Why We Game, Part II: Anticipation
The buzz is everywhere. Anywhere you turn, you will hear it. Whether it comes in the form of tv or radio commercials, paper advertisements, or good old word of mouth, the buzz is there. Every day, you will see or hear the buzz, usually surrounding some cool new gadget or device that will "change the world" but will more likely leave you a few hundred to a few thousand dollars short
Buzz surrounds games as well, even more so than many other consumer products. The wait and anticipation surrounding the game has almost become an industry in and of itself. For months, even years before a game hits the market, there will have already been a slew of websites and dedicated fans eagerly awaiting that one day when it will hit the shelves and their cd-rom drive.

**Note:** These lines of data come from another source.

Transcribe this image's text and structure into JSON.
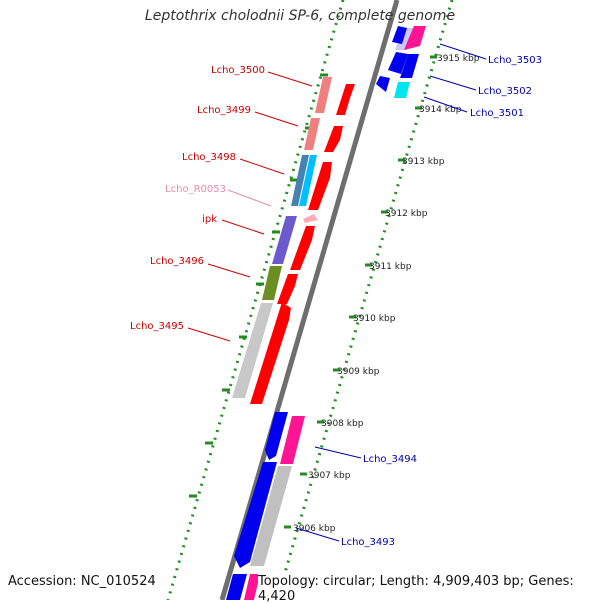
{
  "title": "Leptothrix cholodnii SP-6, complete genome",
  "accession": "Accession: NC_010524",
  "topology": "Topology: circular; Length: 4,909,403 bp; Genes: 4,420",
  "colors": {
    "backbone": "#6e6e6e",
    "tick_green": "#228b22",
    "forward_label": "#cc0000",
    "reverse_label": "#0000aa",
    "rna_label": "#e88aa8"
  },
  "ruler_ticks": [
    "3915 kbp",
    "3914 kbp",
    "3913 kbp",
    "3912 kbp",
    "3911 kbp",
    "3910 kbp",
    "3909 kbp",
    "3908 kbp",
    "3907 kbp",
    "3906 kbp"
  ],
  "forward_labels": [
    "Lcho_3500",
    "Lcho_3499",
    "Lcho_3498",
    "Lcho_R0053",
    "ipk",
    "Lcho_3496",
    "Lcho_3495"
  ],
  "reverse_labels": [
    "Lcho_3503",
    "Lcho_3502",
    "Lcho_3501",
    "Lcho_3494",
    "Lcho_3493"
  ]
}
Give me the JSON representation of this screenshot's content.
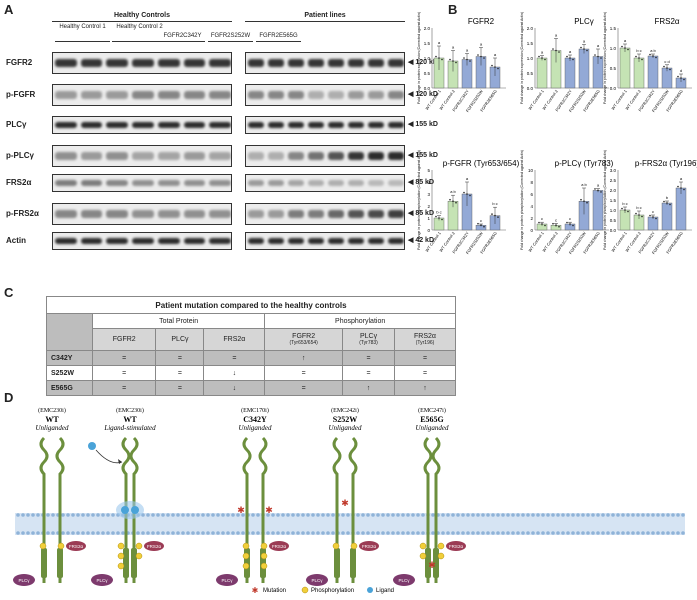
{
  "panel_labels": {
    "a": "A",
    "b": "B",
    "c": "C",
    "d": "D"
  },
  "panelA": {
    "healthy_header": "Healthy Controls",
    "patient_header": "Patient lines",
    "controls": [
      "Healthy Control 1",
      "Healthy Control 2"
    ],
    "patients": [
      "FGFR2C342Y",
      "FGFR2S252W",
      "FGFR2E565G"
    ],
    "blots": [
      {
        "label": "FGFR2",
        "kd": "120 kD"
      },
      {
        "label": "p-FGFR",
        "kd": "120 kD"
      },
      {
        "label": "PLCγ",
        "kd": "155 kD"
      },
      {
        "label": "p-PLCγ",
        "kd": "155 kD"
      },
      {
        "label": "FRS2α",
        "kd": "85 kD"
      },
      {
        "label": "p-FRS2α",
        "kd": "85 kD"
      },
      {
        "label": "Actin",
        "kd": "42 kD"
      }
    ]
  },
  "chart_data": [
    {
      "type": "bar",
      "title": "FGFR2",
      "ylabel": "Fold change in protein expression (Corrected against Actin)",
      "ylim": [
        0,
        2
      ],
      "yticks": [
        "0.0",
        "0.5",
        "1.0",
        "1.5",
        "2.0"
      ],
      "categories": [
        "WT Control 1",
        "WT Control 2",
        "FGFR2C342Y",
        "FGFR2S252W",
        "FGFR2E565G"
      ],
      "values": [
        1.0,
        0.9,
        0.95,
        1.05,
        0.7
      ],
      "errors": [
        0.4,
        0.35,
        0.2,
        0.3,
        0.3
      ],
      "letters": [
        "a",
        "a",
        "a",
        "a",
        "a"
      ]
    },
    {
      "type": "bar",
      "title": "PLCγ",
      "ylabel": "Fold change in protein expression (Corrected against Actin)",
      "ylim": [
        0,
        2
      ],
      "yticks": [
        "0.0",
        "0.5",
        "1.0",
        "1.5",
        "2.0"
      ],
      "categories": [
        "WT Control 1",
        "WT Control 2",
        "FGFR2C342Y",
        "FGFR2S252W",
        "FGFR2E565G"
      ],
      "values": [
        1.0,
        1.25,
        1.0,
        1.3,
        1.05
      ],
      "errors": [
        0.08,
        0.4,
        0.1,
        0.15,
        0.25
      ],
      "letters": [
        "a",
        "a",
        "a",
        "a",
        "a"
      ]
    },
    {
      "type": "bar",
      "title": "FRS2α",
      "ylabel": "Fold change in protein expression (Corrected against Actin)",
      "ylim": [
        0,
        1.5
      ],
      "yticks": [
        "0.0",
        "0.5",
        "1.0",
        "1.5"
      ],
      "categories": [
        "WT Control 1",
        "WT Control 2",
        "FGFR2C342Y",
        "FGFR2S252W",
        "FGFR2E565G"
      ],
      "values": [
        1.0,
        0.75,
        0.8,
        0.5,
        0.25
      ],
      "errors": [
        0.1,
        0.1,
        0.05,
        0.08,
        0.1
      ],
      "letters": [
        "a",
        "b c",
        "a b",
        "c d",
        "d"
      ]
    },
    {
      "type": "bar",
      "title": "p-FGFR  (Tyr653/654)",
      "ylabel": "Fold change in protein phosphorylation (Corrected against Actin)",
      "ylim": [
        0,
        5
      ],
      "yticks": [
        "0",
        "1",
        "2",
        "3",
        "4",
        "5"
      ],
      "categories": [
        "WT Control 1",
        "WT Control 2",
        "FGFR2C342Y",
        "FGFR2S252W",
        "FGFR2E565G"
      ],
      "values": [
        1.0,
        2.4,
        3.0,
        0.4,
        1.2
      ],
      "errors": [
        0.2,
        0.5,
        1.0,
        0.1,
        0.7
      ],
      "letters": [
        "b c",
        "a b",
        "a",
        "c",
        "b c"
      ]
    },
    {
      "type": "bar",
      "title": "p-PLCγ (Tyr783)",
      "ylabel": "Fold change in protein phosphorylation (Corrected against Actin)",
      "ylim": [
        0,
        10
      ],
      "yticks": [
        "0",
        "2",
        "4",
        "6",
        "8",
        "10"
      ],
      "categories": [
        "WT Control 1",
        "WT Control 2",
        "FGFR2C342Y",
        "FGFR2S252W",
        "FGFR2E565G"
      ],
      "values": [
        1.0,
        0.8,
        1.0,
        4.8,
        6.6
      ],
      "errors": [
        0.3,
        0.3,
        0.3,
        2.2,
        0.3
      ],
      "letters": [
        "c",
        "c",
        "c",
        "a b",
        "a"
      ]
    },
    {
      "type": "bar",
      "title": "p-FRS2α (Tyr196)",
      "ylabel": "Fold change in protein phosphorylation (Corrected against Actin)",
      "ylim": [
        0,
        3
      ],
      "yticks": [
        "0.0",
        "0.5",
        "1.0",
        "1.5",
        "2.0",
        "2.5",
        "3.0"
      ],
      "categories": [
        "WT Control 1",
        "WT Control 2",
        "FGFR2C342Y",
        "FGFR2S252W",
        "FGFR2E565G"
      ],
      "values": [
        1.0,
        0.75,
        0.65,
        1.35,
        2.1
      ],
      "errors": [
        0.15,
        0.2,
        0.1,
        0.1,
        0.3
      ],
      "letters": [
        "b c",
        "b c",
        "c",
        "b",
        "a"
      ]
    }
  ],
  "table": {
    "title": "Patient mutation compared to the healthy controls",
    "group_headers": [
      "Total Protein",
      "Phosphorylation"
    ],
    "columns": [
      {
        "name": "FGFR2",
        "sub": ""
      },
      {
        "name": "PLCγ",
        "sub": ""
      },
      {
        "name": "FRS2α",
        "sub": ""
      },
      {
        "name": "FGFR2",
        "sub": "(Tyr653/654)"
      },
      {
        "name": "PLCγ",
        "sub": "(Tyr783)"
      },
      {
        "name": "FRS2α",
        "sub": "(Tyr196)"
      }
    ],
    "rows": [
      {
        "label": "C342Y",
        "cells": [
          "=",
          "=",
          "=",
          "↑",
          "=",
          "="
        ]
      },
      {
        "label": "S252W",
        "cells": [
          "=",
          "=",
          "↓",
          "=",
          "=",
          "="
        ]
      },
      {
        "label": "E565G",
        "cells": [
          "=",
          "=",
          "↓",
          "=",
          "↑",
          "↑"
        ]
      }
    ]
  },
  "diagram": {
    "receptors": [
      {
        "code": "(EMC230i)",
        "name": "WT",
        "state": "Unliganded"
      },
      {
        "code": "(EMC230i)",
        "name": "WT",
        "state": "Ligand-stimulated"
      },
      {
        "code": "(EMC170i)",
        "name": "C342Y",
        "state": "Unliganded"
      },
      {
        "code": "(EMC242i)",
        "name": "S252W",
        "state": "Unliganded"
      },
      {
        "code": "(EMC247i)",
        "name": "E565G",
        "state": "Unliganded"
      }
    ],
    "plc_label": "PLCγ",
    "frs_label": "FRS2α",
    "legend": [
      "Mutation",
      "Phosphorylation",
      "Ligand"
    ]
  },
  "colors": {
    "control_bar": "#c5e3b4",
    "patient_bar": "#93a9d6",
    "ligand": "#4aa3d8",
    "phospho": "#f1cf3a",
    "mutation": "#c0392b",
    "plc": "#7d3a6d",
    "frs": "#9b3b55",
    "receptor": "#6c8f3d"
  }
}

Game companies thrive on the interviews and developer journals that surround an imminent game release, releasing just enough information about it so that fans will always want to know just a little bit more.
Some of this is PR, marketing by publishers and game companies that know that they have a franchise or a hit on their hands, but more often than not, the hype around games comes from gamers themselves, either those willing to rabidly follow its progress knowing that a release will not come anytime soon, or those who put up fan sites to spread and disseminate the word that the "next great thing" is coming. And unlike traditional consumer markets, there is little marketing driving this hype. Sure, journals, interviews, and screenshot releases are all part of a large marketing scheme, but in the end, it's the users who decide whether or not the hype is something that will succeed or fail. Lately, we have begun to see more and more traditional marketing interrupt this process, through television commercials and poster ads. But for the years between a game's announcement and its release, the hype is still almost entirely user driven.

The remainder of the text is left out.